Northern Ireland’s 24-year-old peace deal is “on life support” because of wranglings over Brexit border arrangements, Boris Johnson ’s ex-chief EU negotiator warned today.
Lord David Frost issued the alert eight days before crunch elections in the province could make nationalists Sinn Fein the biggest party.
Such a result would unleash fresh political turmoil.
Lord Frost called for the UK to renegotiate the Northern Ireland Protocol, which is designed at preventing a hard border with the Republic along the 310-mile frontier - the UK's only land boundary with the EU.
Get a daily morning politics briefing straight to your inbox. Sign up for the free Mirror Politics newsletter
Unionists say a border has effectively been created in the Irish Sea, hampering trade between Great Britain and Northern Ireland because of checks on some goods.
Experts fear it jeopardises the fragile 1998 Belfast/Good Friday Agreement, which brought an end to The Troubles.
Lord Frost called on the Prime Minister to trigger Article 16 - suspending the arrangement - unless a solution can be found.
Speaking to the centre-right think tank Policy Exchange, the Tory peer said: “We are where we are, we have to face the fact that we are in a very serious situation.
“It’s pretty clear, and I think serious commentators agree, that the Belfast/Good Friday Agreement is on life support.
“It’s difficult to see the results from next week’s elections doing very much to help.
“This matters because, to state the obvious, the purpose of the Protocol is to protect the Belfast Agreement - that was the understood objective of the negotiators on both sides.”
Problems have mounted with the Protocol since the UK formally quit the bloc in January 2020.
The system effectively keeps the province in the EU single market but creates a trade barrier in the Irish Sea for goods crossing from Great Britain – something Mr Johnson previously promised he would never agree to.

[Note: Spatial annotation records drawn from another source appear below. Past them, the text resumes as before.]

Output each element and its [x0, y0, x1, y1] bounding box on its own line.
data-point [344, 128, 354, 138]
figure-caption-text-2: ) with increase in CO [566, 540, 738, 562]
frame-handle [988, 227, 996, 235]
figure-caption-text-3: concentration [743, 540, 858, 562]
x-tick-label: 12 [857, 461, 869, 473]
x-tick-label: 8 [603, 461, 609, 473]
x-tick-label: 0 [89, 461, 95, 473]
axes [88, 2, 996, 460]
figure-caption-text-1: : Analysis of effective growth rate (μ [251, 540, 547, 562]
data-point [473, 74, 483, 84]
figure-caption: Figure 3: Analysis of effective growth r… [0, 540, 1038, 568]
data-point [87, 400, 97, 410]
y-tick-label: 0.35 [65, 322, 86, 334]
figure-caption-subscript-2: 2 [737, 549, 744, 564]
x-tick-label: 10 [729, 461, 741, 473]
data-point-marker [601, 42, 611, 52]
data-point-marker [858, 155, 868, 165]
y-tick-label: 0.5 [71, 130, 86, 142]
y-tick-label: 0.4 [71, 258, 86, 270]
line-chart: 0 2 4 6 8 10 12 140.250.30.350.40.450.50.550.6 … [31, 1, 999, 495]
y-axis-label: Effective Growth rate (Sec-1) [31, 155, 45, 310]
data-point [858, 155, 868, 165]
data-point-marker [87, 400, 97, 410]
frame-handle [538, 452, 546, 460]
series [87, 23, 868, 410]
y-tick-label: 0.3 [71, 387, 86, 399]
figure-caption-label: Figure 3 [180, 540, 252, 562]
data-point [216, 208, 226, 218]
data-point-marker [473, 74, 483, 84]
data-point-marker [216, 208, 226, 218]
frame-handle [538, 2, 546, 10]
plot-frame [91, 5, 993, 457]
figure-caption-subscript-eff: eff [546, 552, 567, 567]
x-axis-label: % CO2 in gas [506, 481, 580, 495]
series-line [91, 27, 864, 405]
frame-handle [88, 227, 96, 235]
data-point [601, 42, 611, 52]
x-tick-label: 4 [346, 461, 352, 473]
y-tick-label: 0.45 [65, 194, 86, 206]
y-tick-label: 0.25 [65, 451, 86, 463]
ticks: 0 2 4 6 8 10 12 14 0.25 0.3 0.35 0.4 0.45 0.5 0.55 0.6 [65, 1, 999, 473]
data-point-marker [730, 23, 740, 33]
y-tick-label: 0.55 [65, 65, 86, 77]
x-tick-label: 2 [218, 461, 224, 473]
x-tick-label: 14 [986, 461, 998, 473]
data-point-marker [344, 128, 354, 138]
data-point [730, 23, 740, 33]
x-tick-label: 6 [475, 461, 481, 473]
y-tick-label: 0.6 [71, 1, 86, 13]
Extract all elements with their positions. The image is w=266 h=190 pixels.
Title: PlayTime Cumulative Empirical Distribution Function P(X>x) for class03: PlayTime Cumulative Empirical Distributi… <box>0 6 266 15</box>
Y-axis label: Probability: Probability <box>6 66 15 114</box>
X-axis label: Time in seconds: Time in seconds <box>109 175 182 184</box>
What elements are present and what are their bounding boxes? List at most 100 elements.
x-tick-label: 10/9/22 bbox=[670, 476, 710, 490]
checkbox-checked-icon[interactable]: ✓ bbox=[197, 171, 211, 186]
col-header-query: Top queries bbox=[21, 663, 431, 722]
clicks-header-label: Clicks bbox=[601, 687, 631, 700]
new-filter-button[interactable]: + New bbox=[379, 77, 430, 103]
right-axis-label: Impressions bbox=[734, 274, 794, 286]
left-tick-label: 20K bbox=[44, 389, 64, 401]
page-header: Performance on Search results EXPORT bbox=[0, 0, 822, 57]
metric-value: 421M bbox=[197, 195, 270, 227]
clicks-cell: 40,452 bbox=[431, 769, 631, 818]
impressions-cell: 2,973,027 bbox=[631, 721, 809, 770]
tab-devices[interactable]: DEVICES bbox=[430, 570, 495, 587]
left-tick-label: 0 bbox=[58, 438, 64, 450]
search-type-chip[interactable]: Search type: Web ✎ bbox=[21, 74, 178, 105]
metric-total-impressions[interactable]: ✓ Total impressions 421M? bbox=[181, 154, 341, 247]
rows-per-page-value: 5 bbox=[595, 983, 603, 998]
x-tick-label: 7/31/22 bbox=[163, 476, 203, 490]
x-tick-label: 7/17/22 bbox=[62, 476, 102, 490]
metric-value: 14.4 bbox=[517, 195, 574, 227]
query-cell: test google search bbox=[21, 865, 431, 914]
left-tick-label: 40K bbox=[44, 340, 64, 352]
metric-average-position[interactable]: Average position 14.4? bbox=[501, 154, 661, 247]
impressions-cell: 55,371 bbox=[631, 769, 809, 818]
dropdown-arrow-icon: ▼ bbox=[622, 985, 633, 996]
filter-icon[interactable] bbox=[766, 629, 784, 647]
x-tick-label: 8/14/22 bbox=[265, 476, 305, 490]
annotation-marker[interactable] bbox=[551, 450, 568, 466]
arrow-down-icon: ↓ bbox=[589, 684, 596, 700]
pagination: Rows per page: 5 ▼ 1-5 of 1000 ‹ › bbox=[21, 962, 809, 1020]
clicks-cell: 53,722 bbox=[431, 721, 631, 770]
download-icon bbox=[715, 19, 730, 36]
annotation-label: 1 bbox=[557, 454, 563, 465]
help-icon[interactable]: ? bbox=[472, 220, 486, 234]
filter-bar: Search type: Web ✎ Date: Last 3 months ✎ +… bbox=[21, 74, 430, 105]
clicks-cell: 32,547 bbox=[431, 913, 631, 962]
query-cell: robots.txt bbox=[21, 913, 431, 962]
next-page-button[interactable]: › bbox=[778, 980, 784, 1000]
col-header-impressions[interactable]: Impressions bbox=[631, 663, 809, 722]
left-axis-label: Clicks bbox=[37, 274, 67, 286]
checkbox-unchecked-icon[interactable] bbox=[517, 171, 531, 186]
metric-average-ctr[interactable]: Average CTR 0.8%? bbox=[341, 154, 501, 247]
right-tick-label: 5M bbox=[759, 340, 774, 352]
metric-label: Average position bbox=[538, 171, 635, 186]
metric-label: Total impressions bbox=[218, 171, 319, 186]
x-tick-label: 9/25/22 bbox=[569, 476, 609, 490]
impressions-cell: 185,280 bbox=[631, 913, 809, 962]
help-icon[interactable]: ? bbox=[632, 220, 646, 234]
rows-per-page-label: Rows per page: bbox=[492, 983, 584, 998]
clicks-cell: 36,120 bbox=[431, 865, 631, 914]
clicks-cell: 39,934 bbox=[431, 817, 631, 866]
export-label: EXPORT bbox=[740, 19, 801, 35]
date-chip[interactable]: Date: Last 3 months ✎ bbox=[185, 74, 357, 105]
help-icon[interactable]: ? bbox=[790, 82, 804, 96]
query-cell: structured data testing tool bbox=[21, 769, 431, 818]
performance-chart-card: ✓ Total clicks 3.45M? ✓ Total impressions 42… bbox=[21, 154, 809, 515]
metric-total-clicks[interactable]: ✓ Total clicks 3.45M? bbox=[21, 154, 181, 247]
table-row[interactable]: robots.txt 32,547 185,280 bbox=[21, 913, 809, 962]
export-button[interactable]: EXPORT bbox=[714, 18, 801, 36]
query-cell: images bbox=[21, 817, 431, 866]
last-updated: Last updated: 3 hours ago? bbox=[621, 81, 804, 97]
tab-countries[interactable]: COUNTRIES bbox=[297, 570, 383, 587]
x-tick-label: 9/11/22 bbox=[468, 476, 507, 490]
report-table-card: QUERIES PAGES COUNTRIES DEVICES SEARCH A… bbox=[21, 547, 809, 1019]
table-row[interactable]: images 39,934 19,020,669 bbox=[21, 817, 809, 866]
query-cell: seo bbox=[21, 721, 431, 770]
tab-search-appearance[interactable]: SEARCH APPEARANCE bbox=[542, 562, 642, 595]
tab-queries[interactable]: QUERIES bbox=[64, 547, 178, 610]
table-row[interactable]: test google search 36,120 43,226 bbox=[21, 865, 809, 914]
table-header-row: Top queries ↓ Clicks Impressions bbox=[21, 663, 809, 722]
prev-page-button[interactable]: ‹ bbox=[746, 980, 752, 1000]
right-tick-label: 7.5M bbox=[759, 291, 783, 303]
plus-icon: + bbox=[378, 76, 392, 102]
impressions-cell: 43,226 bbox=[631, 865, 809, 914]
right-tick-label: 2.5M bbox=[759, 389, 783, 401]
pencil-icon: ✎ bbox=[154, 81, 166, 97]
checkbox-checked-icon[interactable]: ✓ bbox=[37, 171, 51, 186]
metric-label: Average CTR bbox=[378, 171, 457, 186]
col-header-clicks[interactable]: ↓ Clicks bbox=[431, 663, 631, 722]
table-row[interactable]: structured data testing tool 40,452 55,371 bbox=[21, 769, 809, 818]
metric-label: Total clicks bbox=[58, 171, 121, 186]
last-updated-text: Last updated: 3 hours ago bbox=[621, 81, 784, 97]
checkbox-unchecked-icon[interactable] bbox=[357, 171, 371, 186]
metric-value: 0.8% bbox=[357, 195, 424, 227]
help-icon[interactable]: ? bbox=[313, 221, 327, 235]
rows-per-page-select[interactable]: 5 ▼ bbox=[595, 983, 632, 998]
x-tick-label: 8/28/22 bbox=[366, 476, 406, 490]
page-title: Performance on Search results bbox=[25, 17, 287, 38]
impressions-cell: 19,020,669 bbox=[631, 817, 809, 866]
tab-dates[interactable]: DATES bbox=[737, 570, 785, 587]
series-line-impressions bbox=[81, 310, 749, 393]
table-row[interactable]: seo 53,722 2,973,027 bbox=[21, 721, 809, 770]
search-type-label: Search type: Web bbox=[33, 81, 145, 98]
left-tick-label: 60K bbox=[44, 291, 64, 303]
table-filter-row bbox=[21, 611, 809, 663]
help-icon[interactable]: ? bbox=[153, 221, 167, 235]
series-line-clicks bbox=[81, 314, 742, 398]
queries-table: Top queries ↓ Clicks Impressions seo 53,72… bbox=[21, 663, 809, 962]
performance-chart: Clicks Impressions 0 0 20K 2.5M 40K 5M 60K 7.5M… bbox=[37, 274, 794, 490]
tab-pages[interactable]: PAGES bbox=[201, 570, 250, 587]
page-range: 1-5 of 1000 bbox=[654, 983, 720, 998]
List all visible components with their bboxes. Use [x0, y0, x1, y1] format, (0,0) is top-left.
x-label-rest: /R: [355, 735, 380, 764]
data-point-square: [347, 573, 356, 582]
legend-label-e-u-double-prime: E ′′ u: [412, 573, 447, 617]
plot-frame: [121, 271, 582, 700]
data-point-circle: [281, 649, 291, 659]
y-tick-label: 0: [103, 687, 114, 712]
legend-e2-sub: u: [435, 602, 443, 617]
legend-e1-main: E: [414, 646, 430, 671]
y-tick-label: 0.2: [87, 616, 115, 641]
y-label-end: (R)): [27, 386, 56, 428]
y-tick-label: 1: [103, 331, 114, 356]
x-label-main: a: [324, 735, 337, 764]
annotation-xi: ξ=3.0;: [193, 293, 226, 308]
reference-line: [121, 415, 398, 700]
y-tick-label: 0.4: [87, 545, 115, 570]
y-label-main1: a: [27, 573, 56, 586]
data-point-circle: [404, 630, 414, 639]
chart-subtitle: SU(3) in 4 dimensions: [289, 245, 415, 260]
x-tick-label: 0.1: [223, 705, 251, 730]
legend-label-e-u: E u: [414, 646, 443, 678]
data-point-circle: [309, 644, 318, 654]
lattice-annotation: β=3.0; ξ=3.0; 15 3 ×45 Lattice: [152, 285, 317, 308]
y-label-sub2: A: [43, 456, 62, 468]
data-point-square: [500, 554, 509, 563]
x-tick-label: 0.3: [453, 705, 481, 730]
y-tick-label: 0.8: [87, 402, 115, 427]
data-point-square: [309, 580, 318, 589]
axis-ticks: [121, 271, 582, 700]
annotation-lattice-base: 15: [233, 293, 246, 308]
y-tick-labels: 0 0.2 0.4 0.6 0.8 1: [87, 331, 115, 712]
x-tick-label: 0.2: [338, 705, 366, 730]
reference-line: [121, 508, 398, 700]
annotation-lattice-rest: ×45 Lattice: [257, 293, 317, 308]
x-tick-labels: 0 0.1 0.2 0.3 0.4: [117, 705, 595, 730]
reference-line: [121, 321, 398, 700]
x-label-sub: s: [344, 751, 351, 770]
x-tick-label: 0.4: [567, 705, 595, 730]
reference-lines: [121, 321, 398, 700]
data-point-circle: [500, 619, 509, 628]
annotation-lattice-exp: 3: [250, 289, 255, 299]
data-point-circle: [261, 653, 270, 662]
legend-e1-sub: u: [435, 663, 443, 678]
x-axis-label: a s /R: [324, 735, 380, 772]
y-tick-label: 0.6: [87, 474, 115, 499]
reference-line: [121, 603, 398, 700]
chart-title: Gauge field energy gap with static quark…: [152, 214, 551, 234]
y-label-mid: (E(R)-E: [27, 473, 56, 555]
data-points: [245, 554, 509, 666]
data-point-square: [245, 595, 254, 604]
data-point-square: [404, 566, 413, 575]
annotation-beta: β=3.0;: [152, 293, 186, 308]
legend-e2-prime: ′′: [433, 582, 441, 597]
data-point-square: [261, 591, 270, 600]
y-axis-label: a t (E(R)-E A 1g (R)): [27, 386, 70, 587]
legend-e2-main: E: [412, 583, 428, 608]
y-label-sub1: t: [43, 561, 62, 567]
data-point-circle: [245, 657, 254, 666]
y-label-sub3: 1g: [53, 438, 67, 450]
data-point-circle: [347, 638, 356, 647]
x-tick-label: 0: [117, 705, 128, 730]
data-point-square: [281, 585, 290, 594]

Both London and Brussels have outlined plans for improving how the Protocol operates.
The Government is seeking substantial changes, arguing the current system damages community relations.
Lord Frost said: “The inability to reach a durable Protocol settlement means that a huge - indeed an unbearable, amount of weight - has been put on Northern Ireland's fragile politics as a result.
"Those politics may now be reaching breaking point and they are making the current arrangements unworkable.”
The former Brexit Minister, who is still close to the PM, signalled Mr Johnson could be ready to trigger Article 16.
“If the EU is not willing to work with us to improve the Protocol, then Her Majesty’s Government has no choice but to act unilaterally,” he said.
“Personally I have never had any difficulty with doing so at the right moment - nor, I believe, has the Prime Minister.
“One option would be to act in a fairly limited way to remove the current pressure points, first by using Article 16.”
Mr Johnson has publicly kept open the option of invoking the clause.
Speaking at Prime Minister’s Questions today, he said: “There is clearly an economic cost to the Protocol and it’s also now turning to a political problem and an imbalance in sentiment.
“We need to rectify that balance for the sake of the Good Friday Agreement on which this country depends.”
Mr Johnson has not ruled out a new law which would give UK ministers powers to override the Protocol, after reports draft legislation could be published next month.